Two-pore-domain K+ (K2P) channels has 15 members including (K2P1 – K2P15) which are

mostly known for their role in stretch, oxygen, pH and temperature sensing (12, 129, 130). They play a role in maintaining the cell’s resting membrane potential (Fig. 1.5.2). In the DSM, knowledge about K2P channels is still at its infancy. The few studies which

investigated K2P channels subtypes (TASK-1 and TASK-2) in the DSM suggest that these

channels play an important role in stabilizing the DSM cell’s resting membrane potential (12).

Figure 1.5.2. Schematic illustration of the detrusor smooth muscle action potential and the roles of various K+ channels in determining resting membrane potential and action potential. BK, Kv, K2P, and probably KATP

channels determine the resting membrane potential.
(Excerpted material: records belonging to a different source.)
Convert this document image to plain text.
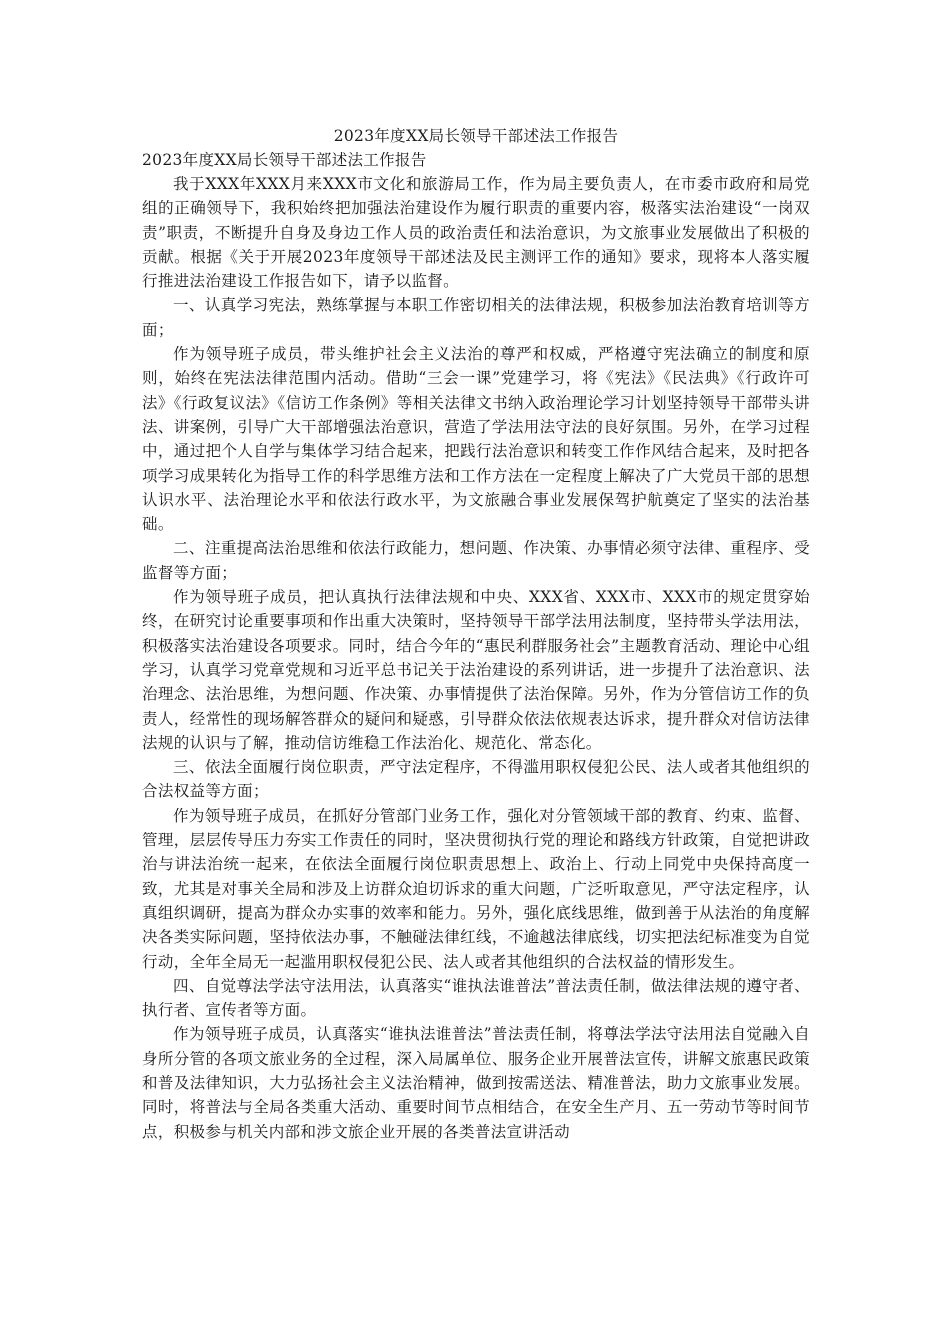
2023年度XX局长领导干部述法工作报告
2023年度XX局长领导干部述法工作报告

我于XXX年XXX月来XXX市文化和旅游局工作，作为局主要负责人，在市委市政府和局党组的正确领导下，我积始终把加强法治建设作为履行职责的重要内容，极落实法治建设“一岗双责”职责，不断提升自身及身边工作人员的政治责任和法治意识，为文旅事业发展做出了积极的贡献。根据《关于开展2023年度领导干部述法及民主测评工作的通知》要求，现将本人落实履行推进法治建设工作报告如下，请予以监督。

一、认真学习宪法，熟练掌握与本职工作密切相关的法律法规，积极参加法治教育培训等方面；

作为领导班子成员，带头维护社会主义法治的尊严和权威，严格遵守宪法确立的制度和原则，始终在宪法法律范围内活动。借助“三会一课”党建学习，将《宪法》《民法典》《行政许可法》《行政复议法》《信访工作条例》等相关法律文书纳入政治理论学习计划坚持领导干部带头讲法、讲案例，引导广大干部增强法治意识，营造了学法用法守法的良好氛围。另外，在学习过程中，通过把个人自学与集体学习结合起来，把践行法治意识和转变工作作风结合起来，及时把各项学习成果转化为指导工作的科学思维方法和工作方法在一定程度上解决了广大党员干部的思想认识水平、法治理论水平和依法行政水平，为文旅融合事业发展保驾护航奠定了坚实的法治基础。

二、注重提高法治思维和依法行政能力，想问题、作决策、办事情必须守法律、重程序、受监督等方面；

作为领导班子成员，把认真执行法律法规和中央、XXX省、XXX市、XXX市的规定贯穿始终，在研究讨论重要事项和作出重大决策时，坚持领导干部学法用法制度，坚持带头学法用法，积极落实法治建设各项要求。同时，结合今年的“惠民利群服务社会”主题教育活动、理论中心组学习，认真学习党章党规和习近平总书记关于法治建设的系列讲话，进一步提升了法治意识、法治理念、法治思维，为想问题、作决策、办事情提供了法治保障。另外，作为分管信访工作的负责人，经常性的现场解答群众的疑问和疑惑，引导群众依法依规表达诉求，提升群众对信访法律法规的认识与了解，推动信访维稳工作法治化、规范化、常态化。

三、依法全面履行岗位职责，严守法定程序，不得滥用职权侵犯公民、法人或者其他组织的合法权益等方面；

作为领导班子成员，在抓好分管部门业务工作，强化对分管领域干部的教育、约束、监督、管理，层层传导压力夯实工作责任的同时，坚决贯彻执行党的理论和路线方针政策，自觉把讲政治与讲法治统一起来，在依法全面履行岗位职责思想上、政治上、行动上同党中央保持高度一致，尤其是对事关全局和涉及上访群众迫切诉求的重大问题，广泛听取意见，严守法定程序，认真组织调研，提高为群众办实事的效率和能力。另外，强化底线思维，做到善于从法治的角度解决各类实际问题，坚持依法办事，不触碰法律红线，不逾越法律底线，切实把法纪标准变为自觉行动，全年全局无一起滥用职权侵犯公民、法人或者其他组织的合法权益的情形发生。

四、自觉尊法学法守法用法，认真落实“谁执法谁普法”普法责任制，做法律法规的遵守者、执行者、宣传者等方面。

作为领导班子成员，认真落实“谁执法谁普法”普法责任制，将尊法学法守法用法自觉融入自身所分管的各项文旅业务的全过程，深入局属单位、服务企业开展普法宣传，讲解文旅惠民政策和普及法律知识，大力弘扬社会主义法治精神，做到按需送法、精准普法，助力文旅事业发展。同时，将普法与全局各类重大活动、重要时间节点相结合，在安全生产月、五一劳动节等时间节点，积极参与机关内部和涉文旅企业开展的各类普法宣讲活动
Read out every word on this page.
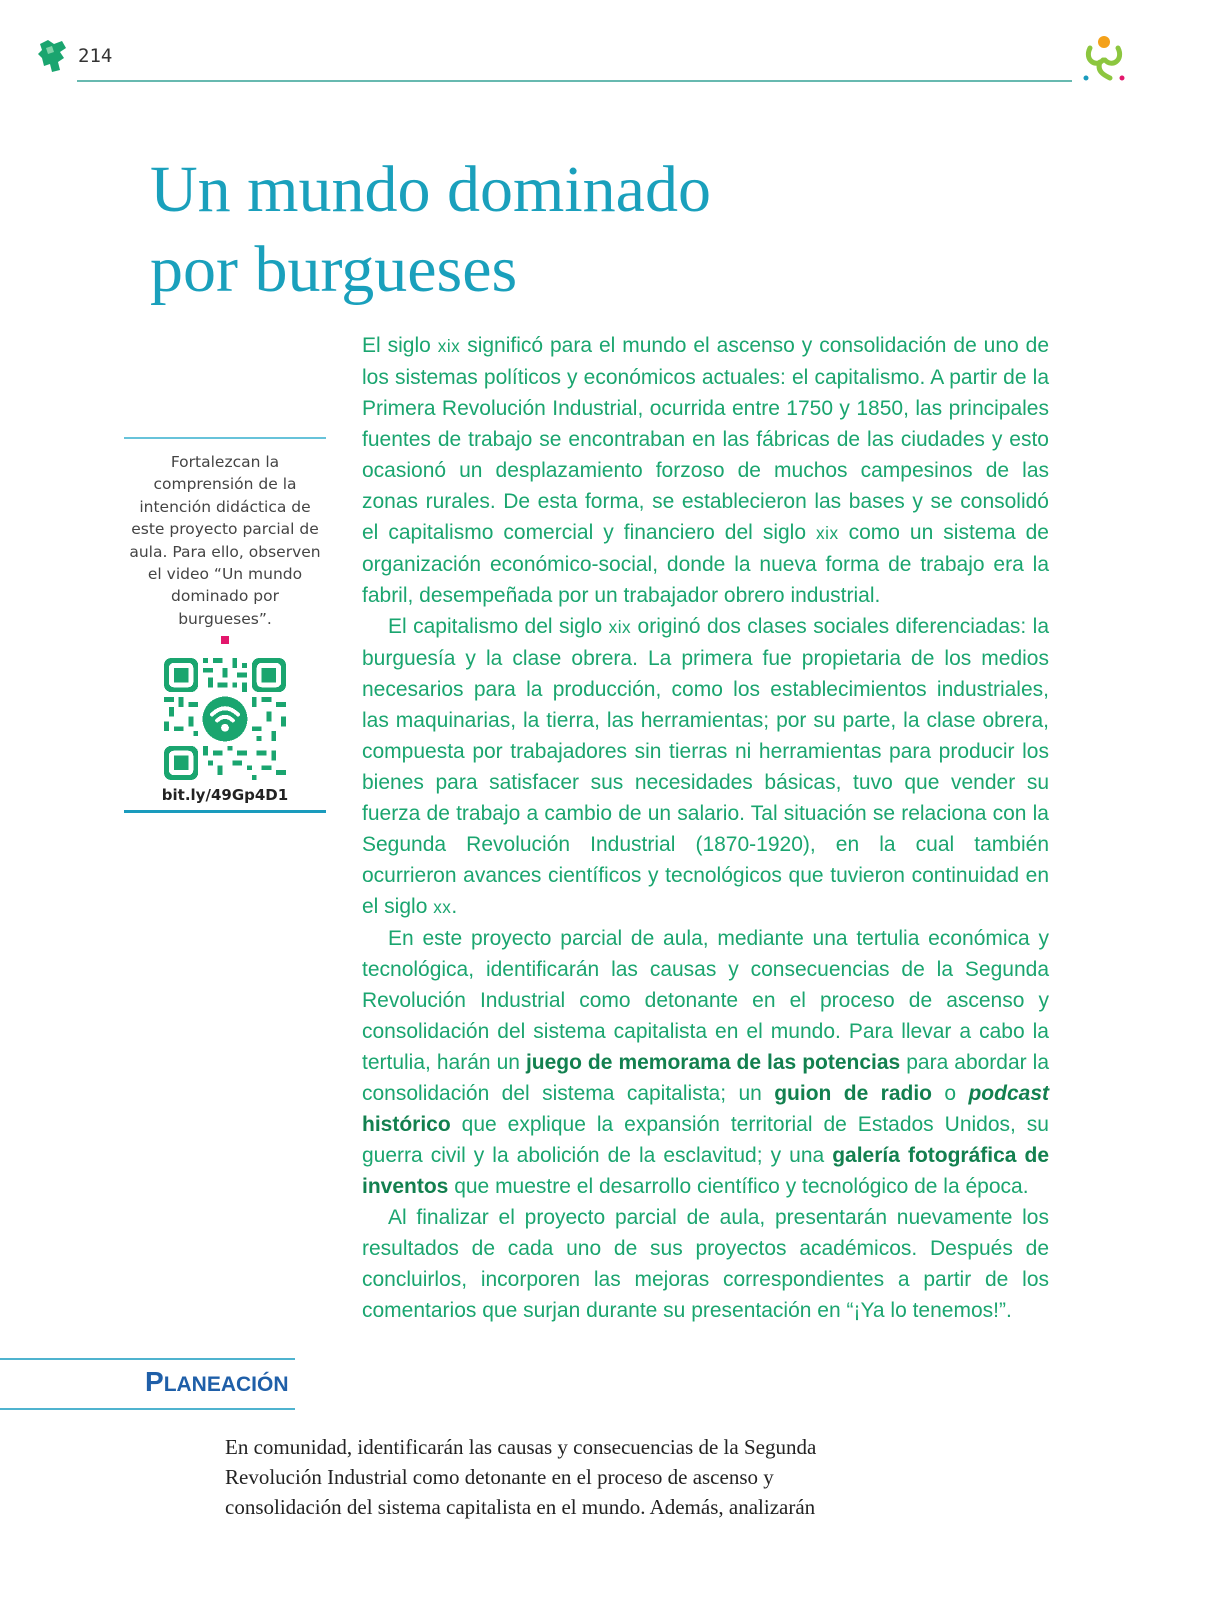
214
Un mundo dominado
por burgueses

Fortalezcan la comprensión de la intención didáctica de este proyecto parcial de aula. Para ello, observen el video “Un mundo dominado por burgueses”.

bit.ly/49Gp4D1

El siglo xix significó para el mundo el ascenso y consolidación de uno de los sistemas políticos y económicos actuales: el capitalismo. A partir de la Primera Revolución Industrial, ocurrida entre 1750 y 1850, las principales fuentes de trabajo se encontraban en las fábricas de las ciudades y esto ocasionó un desplazamiento forzoso de muchos campesinos de las zonas rurales. De esta forma, se establecieron las bases y se consolidó el capitalismo comercial y financiero del siglo xix como un sistema de organización económico-social, donde la nueva forma de trabajo era la fabril, desempeñada por un trabajador obrero industrial.

El capitalismo del siglo xix originó dos clases sociales diferenciadas: la burguesía y la clase obrera. La primera fue propietaria de los medios necesarios para la producción, como los establecimientos industriales, las maquinarias, la tierra, las herramientas; por su parte, la clase obrera, compuesta por trabajadores sin tierras ni herramientas para producir los bienes para satisfacer sus necesidades básicas, tuvo que vender su fuerza de trabajo a cambio de un salario. Tal situación se relaciona con la Segunda Revolución Industrial (1870-1920), en la cual también ocurrieron avances científicos y tecnológicos que tuvieron continuidad en el siglo xx.

En este proyecto parcial de aula, mediante una tertulia económica y tecnológica, identificarán las causas y consecuencias de la Segunda Revolución Industrial como detonante en el proceso de ascenso y consolidación del sistema capitalista en el mundo. Para llevar a cabo la tertulia, harán un juego de memorama de las potencias para abordar la consolidación del sistema capitalista; un guion de radio o podcast histórico que explique la expansión territorial de Estados Unidos, su guerra civil y la abolición de la esclavitud; y una galería fotográfica de inventos que muestre el desarrollo científico y tecnológico de la época.

Al finalizar el proyecto parcial de aula, presentarán nuevamente los resultados de cada uno de sus proyectos académicos. Después de concluirlos, incorporen las mejoras correspondientes a partir de los comentarios que surjan durante su presentación en “¡Ya lo tenemos!”.

PLANEACIÓN

En comunidad, identificarán las causas y consecuencias de la Segunda Revolución Industrial como detonante en el proceso de ascenso y consolidación del sistema capitalista en el mundo. Además, analizarán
BK and Kv channels contribute to the initial repolarization phase of the action potential. SK and Kv channels contribute to the prolonged after-hyperpolarization phase of the action potential. Abbreviations: BK channels, large-conductance voltage-activated and Ca2+-activated K+ channels; Cav, voltage-gated Ca2+ channels; K2P, two-pore-domain K+ channels; KATP, channels, inward-rectifying ATP-sensitive K+

channels; Kv channels, voltage-gated K+ _{channels; SK channel, small conductance Ca}2+_{-activated K}+ _channels;.